Viruses eventually evolve toward higher transmission rates and lower fatality rates. The higher transmission rate is what allows the virus to out-compete other variants and spread through the population.

The lower fatality rate is less obvious — viruses can spread better if the host is feeling well and circulating in the population. If the host dies, the virus dies with it.

The Omicron variant seems to take an unusually large step in both directions. This is why most epidemiologists are looking for a specialized explanation for its origin.

A more mundane explanation points to the possibility that vaccinated populations put pressure on the virus to adapt. Communities with high vaccination rates have created an ideal environment for the coronavirus to mutate.

All parts of the virus are mutating all the time, but not all help the virus to be successful.

If the spike protein mutates, this can throw the vaccinated immune system off the scent because vaccination produces a highly focused immune response to the (Wuhan original) spike protein.

Dr. Geert vanden Bossche prominently predicted this would happen early in the distribution of the COVID vaccines.

The Omicron variant demonstrates that vanden Bossche got this exactly right. It includes 37 new mutations in the area of the spike protein, and Omicron has largely evaded the vaccines.

Vaccinated people are as likely or more likely to get Omicron compared to unvaccinated.

Vanden Bossche anticipated tragic consequences for all of humanity, but this does not seem to be what is happening. Rather, this cloud appears to have a silver lining.

As stated above, the spike protein is the toxic payload of the COVID virus, responsible for most of the damage the virus does to blood vessels and neurons. (It appears that the spike protein was engineered for this purpose in a gain-of-function experiment.)

As the spike protein has mutated, it has become less toxic. As a result, the Omicron variant is far milder than the original Wuhan COVID.

The Omicron mortality rate, according to UK figures, is only 1/10 as high as the Wuhan rate. (The UK has had 10,866 Omicron cases and 14 deaths for a mortality rate of 0.0013. For comparison, the two-year total of COVID deaths and cases in the UK was 148,000/11,800,000 = 0.013, almost exactly 10 times higher.)

Unknowns and what lies ahead?

We know historically that the natural immunity of a recovered patient provides the best immunity we know. People (mostly Chinese) who recovered from SARS 18 years ago seem to have full immunity to COVID, though the two viruses are substantially different.

This should mean that Omicron will sweep through the population, and many, many people will recover after a mild and abbreviated illness, with permanent immunity to all forms of COVID.

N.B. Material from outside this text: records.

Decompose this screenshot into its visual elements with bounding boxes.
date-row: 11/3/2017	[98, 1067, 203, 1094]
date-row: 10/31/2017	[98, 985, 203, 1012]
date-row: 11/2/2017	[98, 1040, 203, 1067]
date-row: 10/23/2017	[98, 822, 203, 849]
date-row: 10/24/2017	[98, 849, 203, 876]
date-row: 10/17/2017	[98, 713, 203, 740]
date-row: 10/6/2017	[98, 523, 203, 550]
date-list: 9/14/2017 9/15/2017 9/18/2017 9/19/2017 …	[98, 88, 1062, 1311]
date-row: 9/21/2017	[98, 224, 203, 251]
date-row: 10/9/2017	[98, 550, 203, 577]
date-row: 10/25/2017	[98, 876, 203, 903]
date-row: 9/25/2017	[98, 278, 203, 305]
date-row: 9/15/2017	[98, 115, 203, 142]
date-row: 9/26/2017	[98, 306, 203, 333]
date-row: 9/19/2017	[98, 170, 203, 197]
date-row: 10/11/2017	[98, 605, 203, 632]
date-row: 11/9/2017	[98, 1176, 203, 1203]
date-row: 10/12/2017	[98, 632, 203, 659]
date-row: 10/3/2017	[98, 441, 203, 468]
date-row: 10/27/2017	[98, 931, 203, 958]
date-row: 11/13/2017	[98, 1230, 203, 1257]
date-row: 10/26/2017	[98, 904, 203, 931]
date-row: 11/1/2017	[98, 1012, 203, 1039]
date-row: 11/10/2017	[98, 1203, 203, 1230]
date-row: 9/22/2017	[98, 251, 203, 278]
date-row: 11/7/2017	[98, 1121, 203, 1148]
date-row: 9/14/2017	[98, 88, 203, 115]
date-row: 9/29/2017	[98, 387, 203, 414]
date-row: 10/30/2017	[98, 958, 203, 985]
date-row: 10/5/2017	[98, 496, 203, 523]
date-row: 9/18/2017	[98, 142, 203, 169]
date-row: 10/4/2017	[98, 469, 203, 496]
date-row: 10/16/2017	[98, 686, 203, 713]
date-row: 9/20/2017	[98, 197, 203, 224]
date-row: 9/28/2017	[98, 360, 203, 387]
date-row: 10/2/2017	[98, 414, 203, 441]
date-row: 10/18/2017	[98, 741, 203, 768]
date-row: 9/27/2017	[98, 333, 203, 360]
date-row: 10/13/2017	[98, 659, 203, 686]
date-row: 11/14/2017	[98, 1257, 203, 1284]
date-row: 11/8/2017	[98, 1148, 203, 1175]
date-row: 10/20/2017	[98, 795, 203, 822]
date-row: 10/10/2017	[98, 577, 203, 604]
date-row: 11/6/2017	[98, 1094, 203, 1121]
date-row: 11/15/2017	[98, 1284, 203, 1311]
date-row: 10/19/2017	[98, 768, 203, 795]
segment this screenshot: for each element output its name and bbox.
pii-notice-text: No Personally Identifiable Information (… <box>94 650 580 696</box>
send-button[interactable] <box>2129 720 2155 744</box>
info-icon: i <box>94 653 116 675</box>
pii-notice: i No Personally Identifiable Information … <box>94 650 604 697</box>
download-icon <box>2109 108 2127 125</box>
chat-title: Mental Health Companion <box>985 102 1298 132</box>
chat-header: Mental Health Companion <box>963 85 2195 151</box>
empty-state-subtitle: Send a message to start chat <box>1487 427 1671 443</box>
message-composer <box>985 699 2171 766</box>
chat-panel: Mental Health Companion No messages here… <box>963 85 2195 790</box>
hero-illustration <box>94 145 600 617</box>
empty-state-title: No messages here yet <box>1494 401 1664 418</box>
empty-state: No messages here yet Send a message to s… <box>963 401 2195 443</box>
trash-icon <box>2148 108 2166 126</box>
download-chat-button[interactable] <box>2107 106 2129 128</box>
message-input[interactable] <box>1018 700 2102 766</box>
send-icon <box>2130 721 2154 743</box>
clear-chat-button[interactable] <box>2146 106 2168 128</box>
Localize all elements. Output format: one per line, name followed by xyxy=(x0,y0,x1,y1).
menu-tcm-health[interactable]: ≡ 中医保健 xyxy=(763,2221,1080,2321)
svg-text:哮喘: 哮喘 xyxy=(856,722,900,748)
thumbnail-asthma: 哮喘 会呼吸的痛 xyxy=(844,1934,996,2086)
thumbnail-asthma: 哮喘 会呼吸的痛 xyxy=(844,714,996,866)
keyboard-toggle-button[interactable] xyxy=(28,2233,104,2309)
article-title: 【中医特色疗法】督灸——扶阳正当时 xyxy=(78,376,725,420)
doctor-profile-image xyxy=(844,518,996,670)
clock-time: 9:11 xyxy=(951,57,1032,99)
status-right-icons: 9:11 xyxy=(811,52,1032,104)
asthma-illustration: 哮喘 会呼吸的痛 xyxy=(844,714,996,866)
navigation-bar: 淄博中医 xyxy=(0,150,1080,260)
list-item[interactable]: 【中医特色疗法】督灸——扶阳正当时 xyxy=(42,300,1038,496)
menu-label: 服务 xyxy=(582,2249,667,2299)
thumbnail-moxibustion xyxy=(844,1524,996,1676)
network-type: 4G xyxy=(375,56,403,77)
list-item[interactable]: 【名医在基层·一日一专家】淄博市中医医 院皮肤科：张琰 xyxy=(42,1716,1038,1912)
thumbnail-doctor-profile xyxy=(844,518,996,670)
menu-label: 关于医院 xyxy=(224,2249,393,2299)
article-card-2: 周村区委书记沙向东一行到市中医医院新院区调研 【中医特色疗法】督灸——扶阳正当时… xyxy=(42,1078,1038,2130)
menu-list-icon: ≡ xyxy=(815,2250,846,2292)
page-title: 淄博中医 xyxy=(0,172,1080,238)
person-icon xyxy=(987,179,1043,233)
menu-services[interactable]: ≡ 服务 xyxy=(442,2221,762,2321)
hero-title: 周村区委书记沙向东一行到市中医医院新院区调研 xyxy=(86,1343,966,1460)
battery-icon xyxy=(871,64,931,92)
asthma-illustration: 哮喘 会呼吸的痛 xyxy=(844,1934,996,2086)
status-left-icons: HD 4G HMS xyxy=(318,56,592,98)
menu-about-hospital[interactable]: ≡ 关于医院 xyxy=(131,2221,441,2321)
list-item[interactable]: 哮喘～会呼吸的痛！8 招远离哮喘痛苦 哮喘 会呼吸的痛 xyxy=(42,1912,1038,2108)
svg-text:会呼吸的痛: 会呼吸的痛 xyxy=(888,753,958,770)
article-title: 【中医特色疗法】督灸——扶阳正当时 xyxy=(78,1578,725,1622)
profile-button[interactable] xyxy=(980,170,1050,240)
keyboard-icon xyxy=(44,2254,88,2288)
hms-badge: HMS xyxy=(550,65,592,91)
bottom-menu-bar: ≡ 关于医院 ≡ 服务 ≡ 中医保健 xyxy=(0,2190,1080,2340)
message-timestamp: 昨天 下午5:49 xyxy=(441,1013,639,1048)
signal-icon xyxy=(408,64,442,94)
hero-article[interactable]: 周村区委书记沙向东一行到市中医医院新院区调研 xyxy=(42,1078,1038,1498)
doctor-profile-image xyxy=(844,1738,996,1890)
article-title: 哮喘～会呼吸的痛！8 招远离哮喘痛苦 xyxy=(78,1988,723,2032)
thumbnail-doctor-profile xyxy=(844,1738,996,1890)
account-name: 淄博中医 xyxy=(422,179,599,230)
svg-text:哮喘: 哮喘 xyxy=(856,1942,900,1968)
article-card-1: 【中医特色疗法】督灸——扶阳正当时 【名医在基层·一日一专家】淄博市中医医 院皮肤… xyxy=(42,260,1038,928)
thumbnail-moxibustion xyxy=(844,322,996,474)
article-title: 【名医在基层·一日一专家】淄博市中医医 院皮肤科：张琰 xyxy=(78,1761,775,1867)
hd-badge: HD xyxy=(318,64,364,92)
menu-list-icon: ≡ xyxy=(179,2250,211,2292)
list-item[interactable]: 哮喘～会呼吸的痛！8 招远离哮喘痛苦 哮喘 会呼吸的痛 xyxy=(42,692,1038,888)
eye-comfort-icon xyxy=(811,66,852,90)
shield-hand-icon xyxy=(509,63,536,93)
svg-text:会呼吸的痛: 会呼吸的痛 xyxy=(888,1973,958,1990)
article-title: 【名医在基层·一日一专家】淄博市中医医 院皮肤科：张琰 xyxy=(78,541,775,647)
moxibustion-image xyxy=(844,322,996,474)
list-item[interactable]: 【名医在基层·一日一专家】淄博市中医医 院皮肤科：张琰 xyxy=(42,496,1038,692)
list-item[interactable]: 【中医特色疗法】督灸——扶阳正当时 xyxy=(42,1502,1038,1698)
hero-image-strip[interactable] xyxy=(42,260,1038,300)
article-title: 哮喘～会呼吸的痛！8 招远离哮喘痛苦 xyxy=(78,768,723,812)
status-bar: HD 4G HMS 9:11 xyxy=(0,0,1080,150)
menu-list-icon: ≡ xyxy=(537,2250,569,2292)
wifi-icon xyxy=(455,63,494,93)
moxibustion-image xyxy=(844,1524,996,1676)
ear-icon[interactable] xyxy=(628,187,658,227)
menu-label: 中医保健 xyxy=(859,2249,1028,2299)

This would be the dawn of herd immunity and the end of COVID. The question is whether recovering from Omicron will provide full immunity to future variants.

We see that recovery from past variants does not provide sufficient immunity to protect against Omicron.

Is this because Omicron is an exception to the general rule about robust immunity in recovered patients?

Or is it an artifact of faulty testing, people who have been told they recovered from COVID when they really had the flu?

Or is it an artifact of vaccination after recovery, which seems to be counter-productive, narrowing some of nature’s robust, acquired immunity?

Meanwhile, press releases from the Centers for Disease Control and Prevention and mainstream reports are using Omicron as a booster for the fear-porn industry, citing exploding “case” statistics while ignoring the simultaneous drop in “death” statistics.

Pfizer is developing a new mRNA vaccine for Omicron, which it plans to release in March. Will the vaccine maker double down on its tragic mistake in basing the vaccine on the toxic spike protein?

Or will the new vaccine be derived from a less dangerous part of the virus?

We have reason to hope Omicron will spell the end of COVID, but only time will tell.